Abstract:
In Sri Lanka, all efforts to maintain the safety, freshness, and market value of the eggs are
done using manual grading. This is considering the listening method or the candling method of
inspection, which tends to be very slow, subjective, and inaccurate, especially in bilk. This research
posed the question of whether or not machine learning could be used to erase the manual
grading of eggs and automate it based on the common defects adhering to SLSI guidelines. The
goals were to create an automated grading system using candling, apply the machine learning
process and determine the level of effectiveness of engineering created specifically for the field,
and the defects in the eggs and grading. Ultrasounds, hyperspectral imaging, and deep learning
have been used to inspect eggs. All of these methods are effective, but only for smaller and
medium-sized poultry businesses. They are a bit impractical as they require massive sets of
data and a large amount of computational power. Works like Yang et al (2023) have pointed
out that SVMs stratified the data the best out of the models used, and they are much easier on
the system and the data, so they keep the accuracy and effectiveness. From the commercial
and university poultry farms, a set of 1,790 candling images was collected in which the eggs
were filmed at 5 different angles and under steady light. Domain experts confirmed four defect
types: cracks, irregular shapes, shell texture, and yolk outline visibility. Edge operator feature
extraction (Canny, Sobel, and Laplacian), LBP and GLCM texture analysis, Gabor and wavelet
shape descriptors, and Recursive Feature Elimination with Cross Validation (RFE-CV) feature
subset optimizers.
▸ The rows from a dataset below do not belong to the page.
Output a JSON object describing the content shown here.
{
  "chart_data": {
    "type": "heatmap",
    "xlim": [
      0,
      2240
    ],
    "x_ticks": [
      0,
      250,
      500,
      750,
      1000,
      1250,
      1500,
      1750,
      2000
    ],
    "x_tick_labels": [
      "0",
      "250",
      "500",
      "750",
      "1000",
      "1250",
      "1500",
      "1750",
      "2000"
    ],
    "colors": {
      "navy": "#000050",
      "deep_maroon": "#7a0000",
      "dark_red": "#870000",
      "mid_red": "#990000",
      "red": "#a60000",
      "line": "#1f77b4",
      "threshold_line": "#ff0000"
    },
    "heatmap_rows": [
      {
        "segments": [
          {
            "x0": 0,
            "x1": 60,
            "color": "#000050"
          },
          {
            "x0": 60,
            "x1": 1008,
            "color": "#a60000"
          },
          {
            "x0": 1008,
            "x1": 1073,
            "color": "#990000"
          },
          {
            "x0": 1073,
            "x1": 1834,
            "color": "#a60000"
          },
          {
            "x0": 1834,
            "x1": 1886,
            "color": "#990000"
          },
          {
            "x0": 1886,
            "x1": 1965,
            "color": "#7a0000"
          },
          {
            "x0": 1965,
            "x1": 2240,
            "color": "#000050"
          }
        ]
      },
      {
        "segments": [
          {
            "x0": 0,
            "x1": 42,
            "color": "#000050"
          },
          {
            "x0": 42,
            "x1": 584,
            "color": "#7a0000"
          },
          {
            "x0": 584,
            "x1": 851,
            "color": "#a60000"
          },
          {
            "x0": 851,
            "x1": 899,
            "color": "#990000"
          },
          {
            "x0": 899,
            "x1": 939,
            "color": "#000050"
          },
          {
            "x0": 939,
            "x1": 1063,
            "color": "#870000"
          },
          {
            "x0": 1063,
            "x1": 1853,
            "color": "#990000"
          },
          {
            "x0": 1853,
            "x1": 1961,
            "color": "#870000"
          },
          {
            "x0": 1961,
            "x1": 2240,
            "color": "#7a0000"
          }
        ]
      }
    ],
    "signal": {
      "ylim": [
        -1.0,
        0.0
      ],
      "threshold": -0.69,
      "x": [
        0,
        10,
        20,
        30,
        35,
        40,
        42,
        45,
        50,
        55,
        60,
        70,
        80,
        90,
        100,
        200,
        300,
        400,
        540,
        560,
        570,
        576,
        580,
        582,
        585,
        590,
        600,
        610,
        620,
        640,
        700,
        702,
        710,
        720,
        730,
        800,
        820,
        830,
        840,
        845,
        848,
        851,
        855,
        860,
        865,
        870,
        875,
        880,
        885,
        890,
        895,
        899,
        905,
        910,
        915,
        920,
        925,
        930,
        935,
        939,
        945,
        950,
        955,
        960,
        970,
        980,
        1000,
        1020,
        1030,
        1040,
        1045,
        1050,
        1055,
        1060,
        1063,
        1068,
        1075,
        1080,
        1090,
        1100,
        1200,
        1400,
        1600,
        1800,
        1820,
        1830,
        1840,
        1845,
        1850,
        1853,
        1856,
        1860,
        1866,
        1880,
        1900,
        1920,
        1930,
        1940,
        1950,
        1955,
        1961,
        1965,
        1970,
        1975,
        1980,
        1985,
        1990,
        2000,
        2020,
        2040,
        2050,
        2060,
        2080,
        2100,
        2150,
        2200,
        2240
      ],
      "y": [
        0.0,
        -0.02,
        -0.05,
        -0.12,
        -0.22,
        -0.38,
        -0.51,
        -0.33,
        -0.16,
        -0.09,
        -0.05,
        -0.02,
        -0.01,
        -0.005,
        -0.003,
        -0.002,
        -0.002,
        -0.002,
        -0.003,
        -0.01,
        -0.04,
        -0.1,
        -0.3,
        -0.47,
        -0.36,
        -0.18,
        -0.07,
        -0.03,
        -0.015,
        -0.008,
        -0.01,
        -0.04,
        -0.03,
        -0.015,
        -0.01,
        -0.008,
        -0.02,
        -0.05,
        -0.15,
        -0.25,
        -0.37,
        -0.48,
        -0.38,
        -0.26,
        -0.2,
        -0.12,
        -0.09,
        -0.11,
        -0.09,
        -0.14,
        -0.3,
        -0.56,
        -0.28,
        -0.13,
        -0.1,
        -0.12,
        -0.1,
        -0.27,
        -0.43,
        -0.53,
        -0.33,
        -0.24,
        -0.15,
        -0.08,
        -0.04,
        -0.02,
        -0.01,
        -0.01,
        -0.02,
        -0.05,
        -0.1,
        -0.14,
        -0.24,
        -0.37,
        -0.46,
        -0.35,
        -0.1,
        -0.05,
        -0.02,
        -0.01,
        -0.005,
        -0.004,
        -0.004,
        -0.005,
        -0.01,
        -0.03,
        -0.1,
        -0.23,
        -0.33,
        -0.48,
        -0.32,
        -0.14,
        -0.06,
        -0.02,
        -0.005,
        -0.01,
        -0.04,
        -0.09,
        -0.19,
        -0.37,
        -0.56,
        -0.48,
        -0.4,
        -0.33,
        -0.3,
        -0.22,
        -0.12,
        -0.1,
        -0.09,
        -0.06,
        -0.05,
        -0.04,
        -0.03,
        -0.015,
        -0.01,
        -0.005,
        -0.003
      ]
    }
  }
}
Trained individual hyperparameter-tuned binary SVM classifiers, and their
outputs were a random forest for SLSI-based grades. The achieved defect detection accuracy
and overall grading accuracy of the models were from 92.06 to 97.56 and 97.95, respectively.
These models demonstrated strong performance and crossed 0.95 ROC-AUC scores. Statistical
validation through stratified cross-validation, learning curves, and repeated trials confirmed
overfitting minimisation and generalisation. The findings reaffirm the perceived notion that
classical machine learning, combined with feature engineering, yields grade estimations that
are accurate, efficient, and widely available without the need for complex deep learning. The
system was transformed into a web application for farm workers to instantly grade uploaded
candling images. With this, Sri Lanka’s poultry industry becomes scalable and loses net resource
expenditure, a solution which minimises human error and ensures quality standards.